The walls may have ears, but at least we still have our classrooms. 


It came and went, just as all things. They chose to take care of things in the most practical, careful, business-minded way. I wish they had given more thought to the persons involved, act out of kindness and grace to settle the matter, not out of eagerness to bring it to a clean close. 

This week has been an emotionally-gruelling week. Politics are becoming so real in the staffroom that I cannot close a blind eye to things that are happening to my friends, and pretend that everything is fine and dandy. I used to think that we could choose to be ignorant, but increasingly it has become clear that there is hardly a middle ground. When I choose to be ignorant and not take a stand pro-actively, I already choose subservience. Subservience is not submission. I think there are moments when we need to submit; but submitting to authority is far from being subservient and passive. 

More and more I realise that to some people, you are either standing on the left or the right. As much as I wish I could remain unnoticed and sit on the fence until I gained my spirit and confidence, being silent just automatically means you are in agreement. And perhaps with more experience in this institution, there are more and more things I cannot stand in agreement with and say nothing about. 

More than once this week, my convictions and beliefs have been challenged. I realise that the institution is a panopticon, and trust is a precious word you whisper. Will I be quiet and voiceless if somebody perpetuates the very beliefs and convictions I disagree with? If someone were to condescend your students or misjudge your colleagues, and you just keep quiet. What would that make me? 

I shared honestly with a friend this afternoon that if someone asked me to “think about the reason why you joined teaching”, my reason for signing that dotted line is because it granted me access to a scholarship for my university degree. I would be self-reliant, have an allowance and the opportunity for a paid trip overseas for student exchange. Given my familial circumstances, it was logical and practical and a blessing for me. Joining the profession held no beautiful ideals or promises for me. 

But our conversation gave me a glimpse of what my dream was when I first started out. I believed in Literature as an educational tool to reach out to the hearts and minds of young people, equip them with the necessary communication competencies to express themselves, to understand life, analyse situations, read people, and have a moral sensitivity towards the world. Education is a platform to develop people of character and intellect, and what better way to do so, than through literature, the subject of life? 

I remember as I recounted my secondary and junior college student days, what Literature meant to me and my peers. It inspired, gave meaning and empowered us to use words and language to do the same. If that was my starting point… where was I now? 

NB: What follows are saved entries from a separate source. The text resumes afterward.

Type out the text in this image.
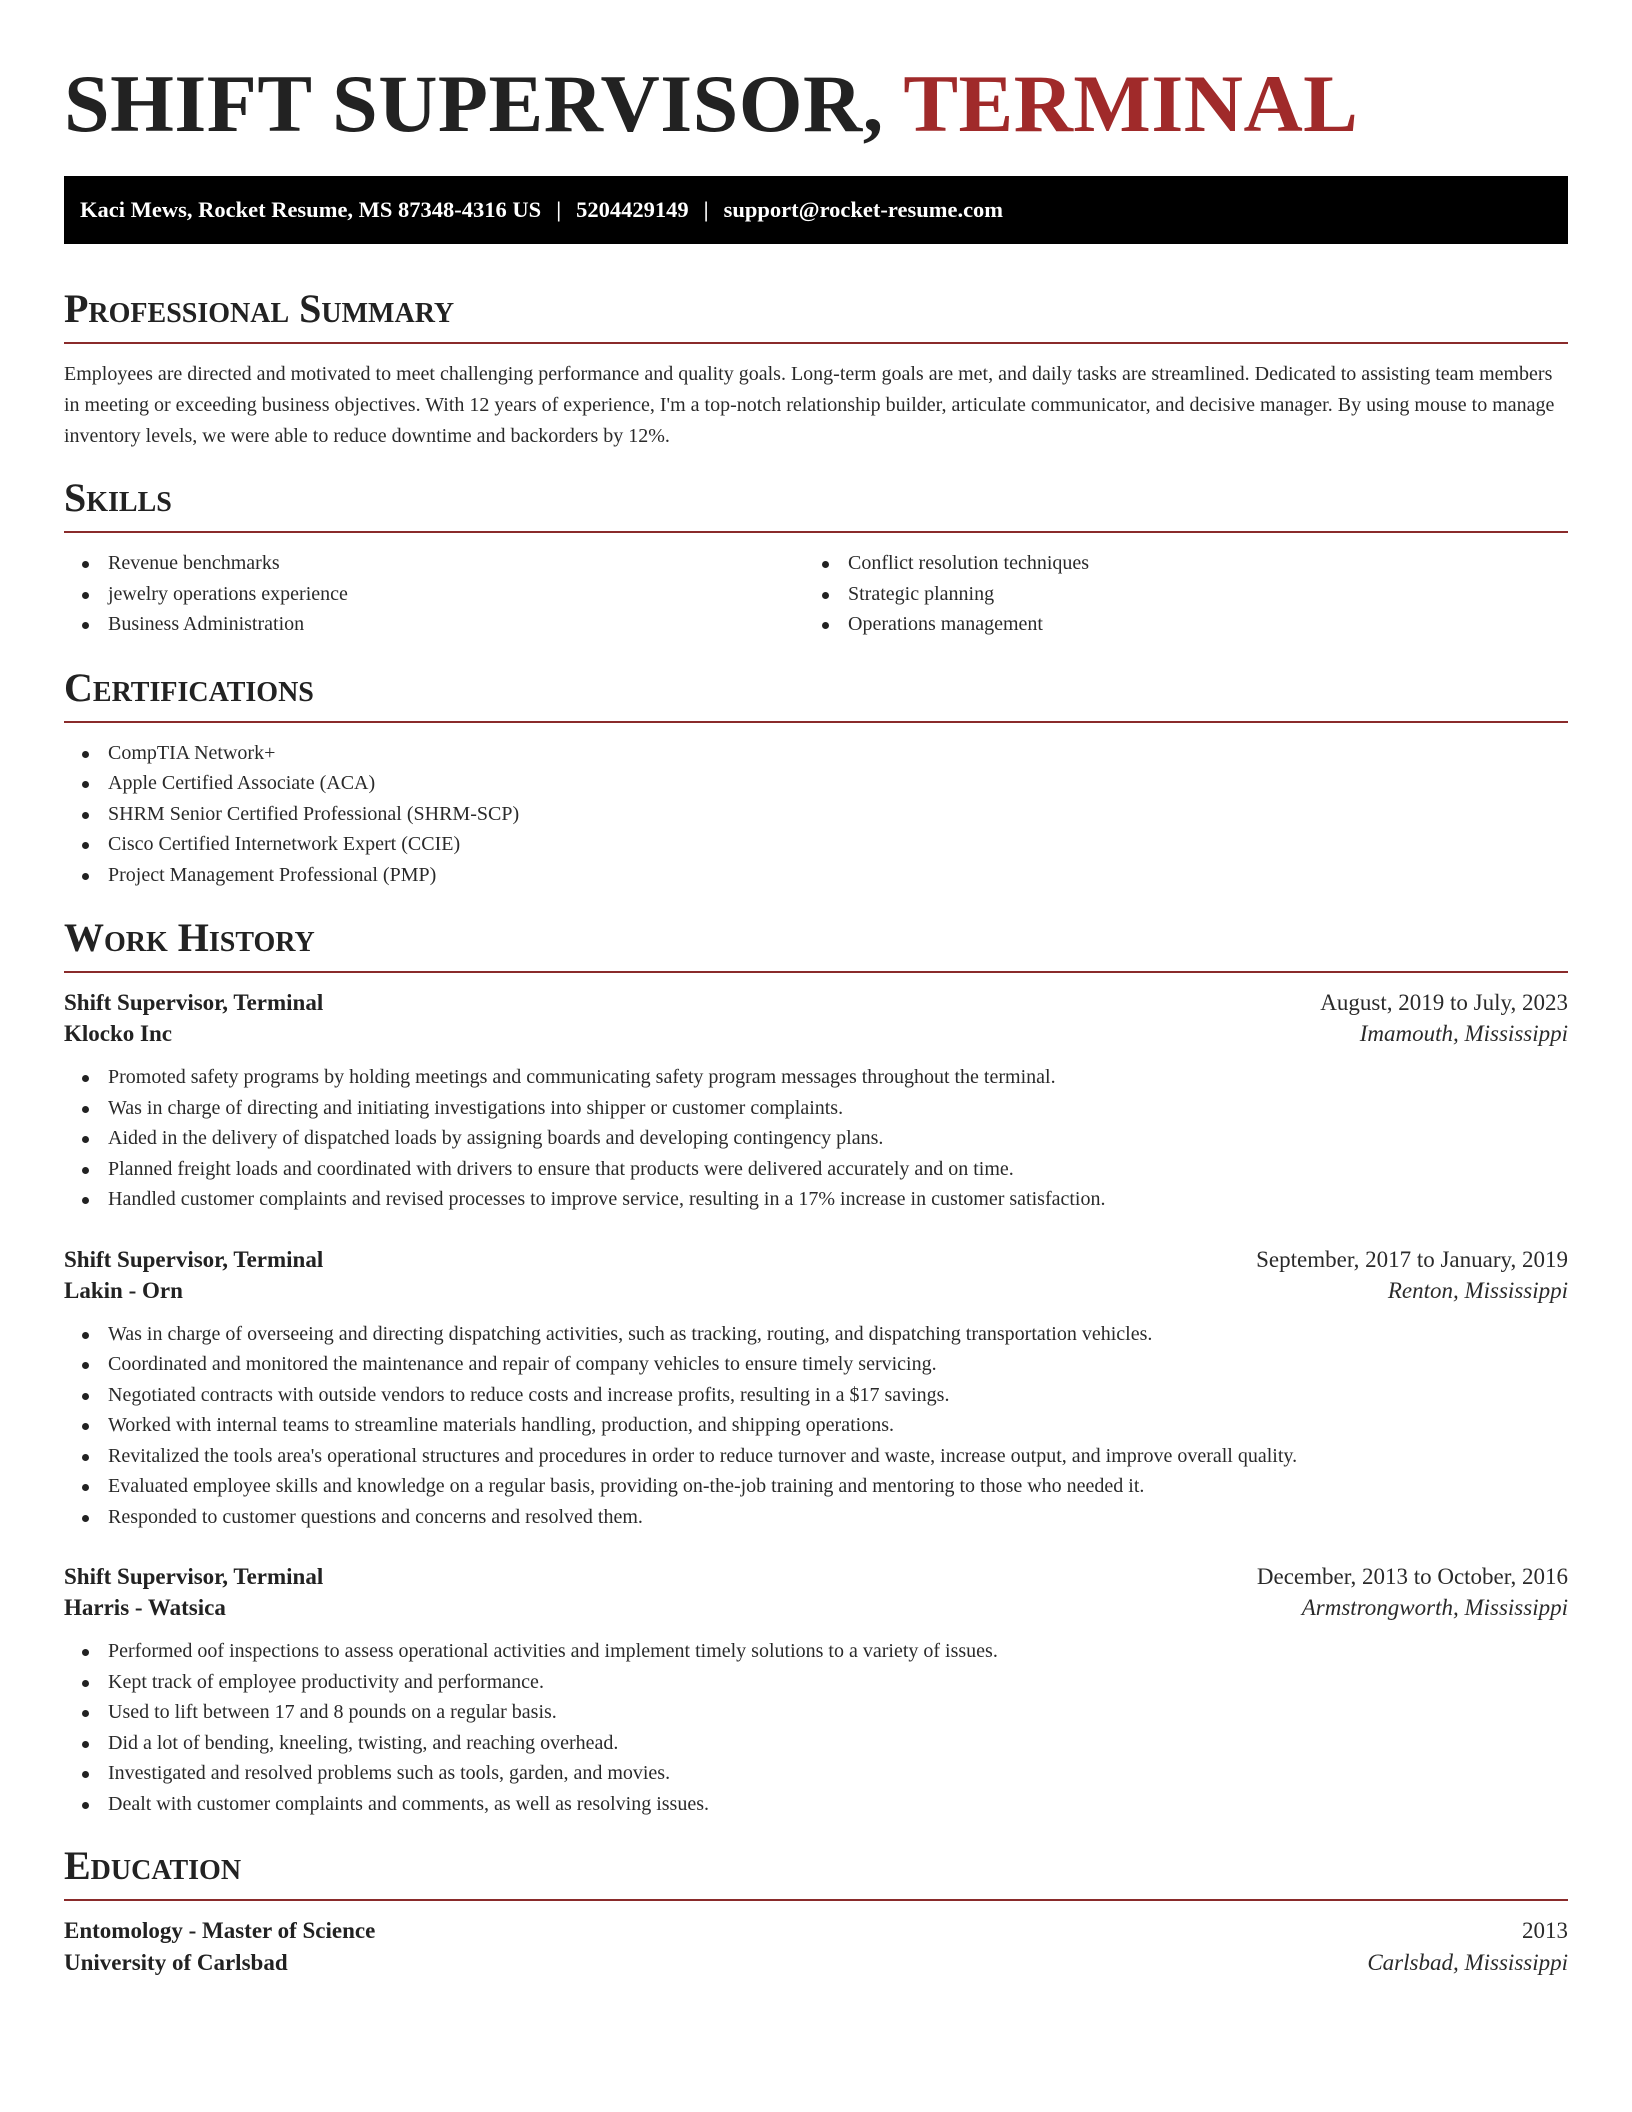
SHIFT SUPERVISOR, TERMINAL
Kaci Mews, Rocket Resume, MS 87348-4316 US | 5204429149 | support@rocket-resume.com
Professional Summary

Employees are directed and motivated to meet challenging performance and quality goals. Long-term goals are met, and daily tasks are streamlined. Dedicated to assisting team members in meeting or exceeding business objectives. With 12 years of experience, I'm a top-notch relationship builder, articulate communicator, and decisive manager. By using mouse to manage inventory levels, we were able to reduce downtime and backorders by 12%.

Skills
Revenue benchmarks
jewelry operations experience
Business Administration
Conflict resolution techniques
Strategic planning
Operations management
Certifications
CompTIA Network+
Apple Certified Associate (ACA)
SHRM Senior Certified Professional (SHRM-SCP)
Cisco Certified Internetwork Expert (CCIE)
Project Management Professional (PMP)
Work History
Shift Supervisor, Terminal	August, 2019 to July, 2023
Klocko Inc	Imamouth, Mississippi
Promoted safety programs by holding meetings and communicating safety program messages throughout the terminal.
Was in charge of directing and initiating investigations into shipper or customer complaints.
Aided in the delivery of dispatched loads by assigning boards and developing contingency plans.
Planned freight loads and coordinated with drivers to ensure that products were delivered accurately and on time.
Handled customer complaints and revised processes to improve service, resulting in a 17% increase in customer satisfaction.
Shift Supervisor, Terminal	September, 2017 to January, 2019
Lakin - Orn	Renton, Mississippi
Was in charge of overseeing and directing dispatching activities, such as tracking, routing, and dispatching transportation vehicles.
Coordinated and monitored the maintenance and repair of company vehicles to ensure timely servicing.
Negotiated contracts with outside vendors to reduce costs and increase profits, resulting in a $17 savings.
Worked with internal teams to streamline materials handling, production, and shipping operations.
Revitalized the tools area's operational structures and procedures in order to reduce turnover and waste, increase output, and improve overall quality.
Evaluated employee skills and knowledge on a regular basis, providing on-the-job training and mentoring to those who needed it.
Responded to customer questions and concerns and resolved them.
Shift Supervisor, Terminal	December, 2013 to October, 2016
Harris - Watsica	Armstrongworth, Mississippi
Performed oof inspections to assess operational activities and implement timely solutions to a variety of issues.
Kept track of employee productivity and performance.
Used to lift between 17 and 8 pounds on a regular basis.
Did a lot of bending, kneeling, twisting, and reaching overhead.
Investigated and resolved problems such as tools, garden, and movies.
Dealt with customer complaints and comments, as well as resolving issues.
Education
Entomology - Master of Science	2013
University of Carlsbad	Carlsbad, Mississippi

With that, I pray and plan for the next step. 

There are many lessons from this week. Place your trust in a firm foundation; and man is hardly a sure one. Be careful who you trust, because man always fails, but God does not. Is it against your conscience and goodwill to keep quiet when something is being said or done against your convictions and beliefs? If it is, then when and how will you stand up for it; or will you be content letting it be eroded over time?